Over three years of follow-up, 20% of liver patients and 16% of kidney patients experienced an increase in their HIV viral load to detectable levels. Most, however, subsequently re-established viral control.

The risk of graft-loss and death was compared between the patients with HIV and HIV-negative patients. The investigators conducted four sets of comparison: unmatched, demographically-matched, demographically-matched adjusted for risk score and risk-matched. HIV-negative patients were identified in national databases.

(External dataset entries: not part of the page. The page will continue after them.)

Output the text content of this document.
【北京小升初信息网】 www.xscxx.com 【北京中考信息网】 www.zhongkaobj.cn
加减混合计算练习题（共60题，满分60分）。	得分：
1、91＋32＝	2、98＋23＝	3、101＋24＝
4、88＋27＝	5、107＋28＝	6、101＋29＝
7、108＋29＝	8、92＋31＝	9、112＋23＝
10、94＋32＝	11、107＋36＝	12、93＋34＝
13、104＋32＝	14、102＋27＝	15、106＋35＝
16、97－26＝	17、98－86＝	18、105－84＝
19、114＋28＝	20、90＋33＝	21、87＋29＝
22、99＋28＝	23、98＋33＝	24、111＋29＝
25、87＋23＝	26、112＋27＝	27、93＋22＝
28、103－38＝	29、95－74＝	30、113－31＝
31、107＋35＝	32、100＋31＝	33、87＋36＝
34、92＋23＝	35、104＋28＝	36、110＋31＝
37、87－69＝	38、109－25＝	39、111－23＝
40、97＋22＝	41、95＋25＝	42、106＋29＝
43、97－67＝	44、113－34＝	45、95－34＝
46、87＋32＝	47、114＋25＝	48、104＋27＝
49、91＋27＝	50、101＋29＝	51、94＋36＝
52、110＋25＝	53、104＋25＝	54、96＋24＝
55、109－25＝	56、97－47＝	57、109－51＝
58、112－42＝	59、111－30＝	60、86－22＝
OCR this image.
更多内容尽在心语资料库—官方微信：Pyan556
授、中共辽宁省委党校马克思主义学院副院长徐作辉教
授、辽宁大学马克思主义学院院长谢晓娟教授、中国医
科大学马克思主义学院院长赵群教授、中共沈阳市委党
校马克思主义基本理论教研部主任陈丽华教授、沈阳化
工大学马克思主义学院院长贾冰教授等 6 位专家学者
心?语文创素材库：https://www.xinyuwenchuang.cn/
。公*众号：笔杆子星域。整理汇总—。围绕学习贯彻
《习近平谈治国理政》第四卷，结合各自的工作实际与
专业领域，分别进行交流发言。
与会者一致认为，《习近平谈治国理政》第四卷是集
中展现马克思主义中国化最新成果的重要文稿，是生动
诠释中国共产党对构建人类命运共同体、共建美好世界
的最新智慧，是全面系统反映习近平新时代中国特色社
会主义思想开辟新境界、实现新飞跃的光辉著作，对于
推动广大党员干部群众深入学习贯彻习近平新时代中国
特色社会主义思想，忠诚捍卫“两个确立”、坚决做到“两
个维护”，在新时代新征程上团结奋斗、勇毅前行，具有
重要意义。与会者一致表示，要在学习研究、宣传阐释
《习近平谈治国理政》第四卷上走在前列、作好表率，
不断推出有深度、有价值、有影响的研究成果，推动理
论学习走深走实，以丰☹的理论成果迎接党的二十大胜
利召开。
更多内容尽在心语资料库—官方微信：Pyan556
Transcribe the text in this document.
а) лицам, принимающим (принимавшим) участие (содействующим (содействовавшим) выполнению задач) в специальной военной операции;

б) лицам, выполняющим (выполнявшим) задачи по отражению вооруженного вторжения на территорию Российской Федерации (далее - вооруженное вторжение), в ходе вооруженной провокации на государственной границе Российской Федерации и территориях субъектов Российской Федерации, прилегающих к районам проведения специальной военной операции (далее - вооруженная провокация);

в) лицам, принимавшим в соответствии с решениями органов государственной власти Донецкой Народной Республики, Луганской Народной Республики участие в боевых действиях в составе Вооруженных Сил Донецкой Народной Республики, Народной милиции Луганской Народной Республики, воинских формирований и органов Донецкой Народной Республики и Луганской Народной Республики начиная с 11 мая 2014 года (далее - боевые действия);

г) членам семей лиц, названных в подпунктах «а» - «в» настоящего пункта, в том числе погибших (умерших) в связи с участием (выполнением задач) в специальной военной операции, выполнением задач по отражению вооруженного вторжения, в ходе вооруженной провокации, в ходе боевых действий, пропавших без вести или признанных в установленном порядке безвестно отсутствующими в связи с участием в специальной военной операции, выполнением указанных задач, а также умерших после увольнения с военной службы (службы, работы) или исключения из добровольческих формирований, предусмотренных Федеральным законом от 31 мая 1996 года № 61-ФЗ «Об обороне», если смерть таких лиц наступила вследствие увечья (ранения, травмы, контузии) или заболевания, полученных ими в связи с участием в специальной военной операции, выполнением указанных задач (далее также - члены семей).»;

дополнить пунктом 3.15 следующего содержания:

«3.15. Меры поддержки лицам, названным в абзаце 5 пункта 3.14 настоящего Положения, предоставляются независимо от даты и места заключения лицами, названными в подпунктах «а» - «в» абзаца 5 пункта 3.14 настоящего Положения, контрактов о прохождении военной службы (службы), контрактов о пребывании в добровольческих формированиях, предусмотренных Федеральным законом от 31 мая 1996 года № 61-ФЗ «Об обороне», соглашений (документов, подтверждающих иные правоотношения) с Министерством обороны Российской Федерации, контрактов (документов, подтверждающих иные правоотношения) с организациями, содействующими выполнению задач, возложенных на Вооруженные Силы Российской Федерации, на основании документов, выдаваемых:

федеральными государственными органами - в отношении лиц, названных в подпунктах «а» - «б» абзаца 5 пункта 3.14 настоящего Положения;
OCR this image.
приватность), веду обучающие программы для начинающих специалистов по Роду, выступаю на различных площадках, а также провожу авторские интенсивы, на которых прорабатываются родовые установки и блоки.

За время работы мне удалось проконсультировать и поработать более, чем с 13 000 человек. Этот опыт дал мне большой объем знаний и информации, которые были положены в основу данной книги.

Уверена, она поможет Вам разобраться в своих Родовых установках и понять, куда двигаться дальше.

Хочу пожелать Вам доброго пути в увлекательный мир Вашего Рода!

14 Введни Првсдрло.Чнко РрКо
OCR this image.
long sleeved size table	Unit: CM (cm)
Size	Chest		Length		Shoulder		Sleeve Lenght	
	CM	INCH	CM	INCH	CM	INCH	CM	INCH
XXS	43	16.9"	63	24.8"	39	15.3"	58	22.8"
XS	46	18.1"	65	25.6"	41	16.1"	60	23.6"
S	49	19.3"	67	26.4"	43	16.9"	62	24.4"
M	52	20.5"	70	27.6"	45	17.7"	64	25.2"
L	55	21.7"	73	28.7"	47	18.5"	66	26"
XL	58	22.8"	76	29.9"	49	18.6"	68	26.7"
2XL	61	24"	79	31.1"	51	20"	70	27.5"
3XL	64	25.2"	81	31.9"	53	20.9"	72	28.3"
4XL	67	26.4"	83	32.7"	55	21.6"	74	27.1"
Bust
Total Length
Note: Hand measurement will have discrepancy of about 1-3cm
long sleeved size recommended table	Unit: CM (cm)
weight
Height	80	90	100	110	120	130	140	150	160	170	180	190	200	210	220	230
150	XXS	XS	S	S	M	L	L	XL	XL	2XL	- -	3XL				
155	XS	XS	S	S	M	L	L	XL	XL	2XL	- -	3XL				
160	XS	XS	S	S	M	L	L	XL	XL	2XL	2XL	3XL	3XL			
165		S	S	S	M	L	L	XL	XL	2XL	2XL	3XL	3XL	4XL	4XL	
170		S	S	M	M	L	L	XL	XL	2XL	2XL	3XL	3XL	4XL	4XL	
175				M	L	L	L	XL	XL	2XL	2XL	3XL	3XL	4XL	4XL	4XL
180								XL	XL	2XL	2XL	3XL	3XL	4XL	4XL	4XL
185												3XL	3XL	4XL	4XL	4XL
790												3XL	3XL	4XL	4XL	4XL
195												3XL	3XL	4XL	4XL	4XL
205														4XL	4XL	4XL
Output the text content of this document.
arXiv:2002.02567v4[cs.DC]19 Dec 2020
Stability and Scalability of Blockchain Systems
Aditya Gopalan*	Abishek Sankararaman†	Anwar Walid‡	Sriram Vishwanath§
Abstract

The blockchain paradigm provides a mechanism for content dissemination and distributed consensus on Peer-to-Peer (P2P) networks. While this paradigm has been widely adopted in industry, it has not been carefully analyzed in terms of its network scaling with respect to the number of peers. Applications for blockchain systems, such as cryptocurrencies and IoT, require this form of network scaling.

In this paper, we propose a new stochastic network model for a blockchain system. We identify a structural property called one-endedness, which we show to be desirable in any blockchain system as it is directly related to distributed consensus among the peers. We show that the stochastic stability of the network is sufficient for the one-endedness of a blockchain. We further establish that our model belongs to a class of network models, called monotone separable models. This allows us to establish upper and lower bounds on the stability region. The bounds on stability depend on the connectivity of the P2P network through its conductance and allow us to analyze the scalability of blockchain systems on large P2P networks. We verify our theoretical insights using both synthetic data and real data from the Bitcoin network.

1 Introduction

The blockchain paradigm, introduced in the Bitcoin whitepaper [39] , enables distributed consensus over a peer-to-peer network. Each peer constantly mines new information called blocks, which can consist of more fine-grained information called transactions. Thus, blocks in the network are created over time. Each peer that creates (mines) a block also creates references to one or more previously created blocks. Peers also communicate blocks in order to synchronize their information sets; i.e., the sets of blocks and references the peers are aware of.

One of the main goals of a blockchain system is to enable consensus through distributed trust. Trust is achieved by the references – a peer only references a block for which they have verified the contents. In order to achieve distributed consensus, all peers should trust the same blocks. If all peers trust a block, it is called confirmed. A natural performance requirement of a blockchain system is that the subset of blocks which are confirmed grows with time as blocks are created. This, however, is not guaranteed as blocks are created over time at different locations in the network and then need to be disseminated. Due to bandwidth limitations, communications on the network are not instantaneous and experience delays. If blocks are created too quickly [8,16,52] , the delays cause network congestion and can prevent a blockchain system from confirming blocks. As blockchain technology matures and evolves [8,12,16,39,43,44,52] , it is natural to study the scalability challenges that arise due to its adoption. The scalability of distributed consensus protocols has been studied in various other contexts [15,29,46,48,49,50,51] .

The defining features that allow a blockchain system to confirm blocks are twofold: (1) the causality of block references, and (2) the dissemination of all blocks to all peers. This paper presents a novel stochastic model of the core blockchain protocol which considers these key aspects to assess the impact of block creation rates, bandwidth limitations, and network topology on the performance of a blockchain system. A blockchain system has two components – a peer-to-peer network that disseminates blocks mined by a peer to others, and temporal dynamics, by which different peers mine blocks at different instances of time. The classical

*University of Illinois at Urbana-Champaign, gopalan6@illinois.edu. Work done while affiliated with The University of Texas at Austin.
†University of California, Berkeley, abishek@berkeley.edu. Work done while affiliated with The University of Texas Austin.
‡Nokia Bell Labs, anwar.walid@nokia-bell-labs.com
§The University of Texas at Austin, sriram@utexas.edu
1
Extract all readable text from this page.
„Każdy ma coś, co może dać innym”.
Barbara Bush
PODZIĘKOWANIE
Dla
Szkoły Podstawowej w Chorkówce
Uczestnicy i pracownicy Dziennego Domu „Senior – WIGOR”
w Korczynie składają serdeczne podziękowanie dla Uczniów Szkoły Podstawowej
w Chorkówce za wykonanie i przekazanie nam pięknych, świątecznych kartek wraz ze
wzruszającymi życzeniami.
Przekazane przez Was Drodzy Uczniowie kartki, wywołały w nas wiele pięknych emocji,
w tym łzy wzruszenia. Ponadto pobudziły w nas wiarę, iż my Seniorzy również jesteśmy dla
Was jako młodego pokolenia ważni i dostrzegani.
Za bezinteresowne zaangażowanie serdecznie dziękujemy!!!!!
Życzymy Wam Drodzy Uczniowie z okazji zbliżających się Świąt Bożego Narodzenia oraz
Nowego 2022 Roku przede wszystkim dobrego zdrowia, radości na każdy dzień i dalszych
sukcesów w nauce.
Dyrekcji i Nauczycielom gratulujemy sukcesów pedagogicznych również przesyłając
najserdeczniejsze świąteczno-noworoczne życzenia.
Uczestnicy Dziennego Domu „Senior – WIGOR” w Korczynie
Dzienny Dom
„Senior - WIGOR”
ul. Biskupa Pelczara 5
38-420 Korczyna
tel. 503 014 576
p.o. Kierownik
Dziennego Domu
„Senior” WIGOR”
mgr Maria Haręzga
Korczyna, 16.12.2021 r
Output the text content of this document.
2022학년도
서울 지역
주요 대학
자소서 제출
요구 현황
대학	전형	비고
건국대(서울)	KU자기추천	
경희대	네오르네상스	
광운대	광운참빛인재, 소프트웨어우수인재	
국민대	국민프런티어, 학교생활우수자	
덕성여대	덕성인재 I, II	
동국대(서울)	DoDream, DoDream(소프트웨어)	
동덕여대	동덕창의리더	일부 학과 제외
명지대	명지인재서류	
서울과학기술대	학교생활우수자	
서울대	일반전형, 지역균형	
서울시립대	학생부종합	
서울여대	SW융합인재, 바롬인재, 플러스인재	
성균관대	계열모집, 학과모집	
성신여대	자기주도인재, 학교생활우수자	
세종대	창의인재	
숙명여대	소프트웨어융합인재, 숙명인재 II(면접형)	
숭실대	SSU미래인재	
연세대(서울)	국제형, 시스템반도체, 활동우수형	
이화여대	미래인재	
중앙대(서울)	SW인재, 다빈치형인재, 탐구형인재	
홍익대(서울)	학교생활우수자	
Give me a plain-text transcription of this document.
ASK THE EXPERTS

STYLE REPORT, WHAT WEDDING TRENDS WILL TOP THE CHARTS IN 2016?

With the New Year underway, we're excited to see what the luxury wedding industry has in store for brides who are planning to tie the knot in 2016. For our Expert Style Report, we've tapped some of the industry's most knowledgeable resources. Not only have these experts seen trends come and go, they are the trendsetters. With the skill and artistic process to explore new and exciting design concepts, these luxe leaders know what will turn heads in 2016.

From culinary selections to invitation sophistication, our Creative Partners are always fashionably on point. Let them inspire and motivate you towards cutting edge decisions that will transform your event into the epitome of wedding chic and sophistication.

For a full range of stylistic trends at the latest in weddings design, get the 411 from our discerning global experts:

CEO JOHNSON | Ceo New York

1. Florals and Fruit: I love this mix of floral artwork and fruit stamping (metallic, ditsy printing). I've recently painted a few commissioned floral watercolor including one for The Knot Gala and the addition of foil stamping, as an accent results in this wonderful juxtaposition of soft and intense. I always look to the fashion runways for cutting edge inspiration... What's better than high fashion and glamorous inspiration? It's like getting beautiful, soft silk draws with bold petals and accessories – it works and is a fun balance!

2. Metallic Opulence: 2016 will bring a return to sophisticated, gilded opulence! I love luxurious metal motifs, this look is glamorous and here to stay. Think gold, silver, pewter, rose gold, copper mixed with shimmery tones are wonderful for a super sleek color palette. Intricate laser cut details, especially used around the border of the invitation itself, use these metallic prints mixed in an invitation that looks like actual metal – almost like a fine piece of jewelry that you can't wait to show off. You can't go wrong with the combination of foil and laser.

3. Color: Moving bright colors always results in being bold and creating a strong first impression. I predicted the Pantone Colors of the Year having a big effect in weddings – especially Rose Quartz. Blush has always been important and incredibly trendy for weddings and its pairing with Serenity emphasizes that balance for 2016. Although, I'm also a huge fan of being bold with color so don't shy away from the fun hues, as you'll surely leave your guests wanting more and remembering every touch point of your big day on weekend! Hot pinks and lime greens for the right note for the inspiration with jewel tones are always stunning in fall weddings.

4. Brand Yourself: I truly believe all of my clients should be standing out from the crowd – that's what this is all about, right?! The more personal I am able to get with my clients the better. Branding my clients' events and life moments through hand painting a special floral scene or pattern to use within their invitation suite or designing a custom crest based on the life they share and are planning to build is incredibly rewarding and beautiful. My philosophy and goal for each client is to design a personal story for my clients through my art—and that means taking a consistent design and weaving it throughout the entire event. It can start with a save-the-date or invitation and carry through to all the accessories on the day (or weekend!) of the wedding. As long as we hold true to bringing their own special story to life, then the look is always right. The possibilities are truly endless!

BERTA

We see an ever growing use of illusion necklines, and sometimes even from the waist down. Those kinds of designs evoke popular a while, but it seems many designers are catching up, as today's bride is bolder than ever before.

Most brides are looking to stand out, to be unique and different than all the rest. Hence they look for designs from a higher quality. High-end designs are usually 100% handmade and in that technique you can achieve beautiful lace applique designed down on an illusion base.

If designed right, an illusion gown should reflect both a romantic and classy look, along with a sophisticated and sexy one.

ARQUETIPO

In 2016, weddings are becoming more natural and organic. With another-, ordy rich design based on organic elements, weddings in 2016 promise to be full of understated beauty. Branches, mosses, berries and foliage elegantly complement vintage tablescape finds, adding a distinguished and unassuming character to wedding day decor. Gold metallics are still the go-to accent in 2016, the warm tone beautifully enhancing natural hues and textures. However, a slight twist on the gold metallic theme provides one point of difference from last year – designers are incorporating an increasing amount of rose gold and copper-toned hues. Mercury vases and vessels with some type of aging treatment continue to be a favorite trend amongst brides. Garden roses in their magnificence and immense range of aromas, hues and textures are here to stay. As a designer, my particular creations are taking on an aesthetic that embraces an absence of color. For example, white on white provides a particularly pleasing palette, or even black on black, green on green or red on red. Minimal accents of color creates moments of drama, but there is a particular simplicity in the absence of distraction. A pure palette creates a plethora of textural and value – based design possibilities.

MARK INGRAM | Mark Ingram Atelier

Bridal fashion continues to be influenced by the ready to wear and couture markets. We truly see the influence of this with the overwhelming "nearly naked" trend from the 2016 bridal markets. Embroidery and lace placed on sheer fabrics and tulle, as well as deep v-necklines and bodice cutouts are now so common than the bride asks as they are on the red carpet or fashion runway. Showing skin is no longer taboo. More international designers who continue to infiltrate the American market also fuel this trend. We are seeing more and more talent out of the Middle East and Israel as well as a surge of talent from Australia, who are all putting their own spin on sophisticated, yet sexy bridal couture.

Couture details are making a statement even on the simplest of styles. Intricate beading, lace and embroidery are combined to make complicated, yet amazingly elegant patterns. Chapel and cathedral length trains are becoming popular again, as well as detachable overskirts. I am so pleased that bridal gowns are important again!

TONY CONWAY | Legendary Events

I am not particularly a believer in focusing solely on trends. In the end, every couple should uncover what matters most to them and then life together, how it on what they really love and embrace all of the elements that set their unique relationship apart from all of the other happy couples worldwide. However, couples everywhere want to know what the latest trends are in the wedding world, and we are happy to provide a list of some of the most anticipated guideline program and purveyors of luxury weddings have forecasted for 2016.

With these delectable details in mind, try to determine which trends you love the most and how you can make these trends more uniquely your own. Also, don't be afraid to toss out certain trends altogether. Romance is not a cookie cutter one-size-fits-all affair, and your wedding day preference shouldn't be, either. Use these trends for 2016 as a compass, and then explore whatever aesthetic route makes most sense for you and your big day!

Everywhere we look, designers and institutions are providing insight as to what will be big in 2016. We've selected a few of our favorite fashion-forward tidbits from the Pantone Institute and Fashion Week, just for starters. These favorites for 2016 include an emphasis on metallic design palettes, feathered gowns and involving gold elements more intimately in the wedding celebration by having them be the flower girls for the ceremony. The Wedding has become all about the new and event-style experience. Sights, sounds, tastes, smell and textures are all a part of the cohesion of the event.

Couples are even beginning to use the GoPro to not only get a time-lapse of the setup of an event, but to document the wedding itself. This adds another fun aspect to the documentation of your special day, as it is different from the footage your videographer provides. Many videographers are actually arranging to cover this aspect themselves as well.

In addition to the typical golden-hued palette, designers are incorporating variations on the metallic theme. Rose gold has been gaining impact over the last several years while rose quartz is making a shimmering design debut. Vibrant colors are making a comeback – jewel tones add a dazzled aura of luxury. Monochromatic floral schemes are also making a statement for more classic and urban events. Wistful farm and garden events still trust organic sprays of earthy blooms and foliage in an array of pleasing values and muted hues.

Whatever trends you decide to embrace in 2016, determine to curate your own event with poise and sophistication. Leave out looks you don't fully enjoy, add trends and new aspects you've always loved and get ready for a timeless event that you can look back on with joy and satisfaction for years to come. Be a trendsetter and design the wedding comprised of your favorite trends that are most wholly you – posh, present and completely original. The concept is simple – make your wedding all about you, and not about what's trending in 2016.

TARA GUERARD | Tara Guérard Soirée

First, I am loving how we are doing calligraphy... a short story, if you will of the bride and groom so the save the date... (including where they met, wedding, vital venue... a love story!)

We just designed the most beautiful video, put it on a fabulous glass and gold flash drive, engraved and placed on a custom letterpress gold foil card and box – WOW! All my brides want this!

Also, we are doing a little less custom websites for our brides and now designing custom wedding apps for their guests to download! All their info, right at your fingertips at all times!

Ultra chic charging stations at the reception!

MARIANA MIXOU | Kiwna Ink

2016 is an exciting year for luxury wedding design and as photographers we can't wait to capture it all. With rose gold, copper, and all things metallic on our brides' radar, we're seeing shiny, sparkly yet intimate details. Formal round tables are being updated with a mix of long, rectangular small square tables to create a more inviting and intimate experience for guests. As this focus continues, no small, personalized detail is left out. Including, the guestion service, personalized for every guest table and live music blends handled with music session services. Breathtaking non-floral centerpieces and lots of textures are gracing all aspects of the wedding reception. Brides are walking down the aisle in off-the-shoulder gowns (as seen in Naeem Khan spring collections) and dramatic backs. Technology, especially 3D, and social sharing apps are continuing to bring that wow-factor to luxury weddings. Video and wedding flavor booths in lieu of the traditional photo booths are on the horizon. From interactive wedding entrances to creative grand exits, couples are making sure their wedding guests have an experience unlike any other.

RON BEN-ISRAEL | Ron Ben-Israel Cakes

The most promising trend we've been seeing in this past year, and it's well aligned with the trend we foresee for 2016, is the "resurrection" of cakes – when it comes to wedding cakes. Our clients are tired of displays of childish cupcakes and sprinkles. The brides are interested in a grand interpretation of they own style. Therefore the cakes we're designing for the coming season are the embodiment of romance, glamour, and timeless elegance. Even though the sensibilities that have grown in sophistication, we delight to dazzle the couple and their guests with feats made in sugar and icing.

Median follow-up was approximately four years.

For kidney recipients, unmatched and risk-matched analysis showed that HIV-positive patients had marginally significant increases in the risk of organ rejection (p = 0.07 and p = 0.52, respectively). All models showed that HIV-positive liver recipients had an increase in the risk of graft loss compared to the controls.

HIV was not associated with an increased risk of death after kidney transplant. HIV-positive liver recipients had an increased risk of death in the unmatched (p = 0.01), demographically-matched (p = 0.01) and demographically-matched risk-score adjusted (p = 0.01) models, but not the risk-matched model. “The absolute difference in the proportion of deaths was 6.7% in the risk-matched control analysis,” note the investigators.

“These analyses support kidney and liver transplantation as an option for carefully selected people with HIV infection,” conclude the authors.

Roland ME et al. Survival in HIV-positive transplant recipients compared with transplant candidates and with HIV-negative controls. AIDS 30: 435-44, 2016.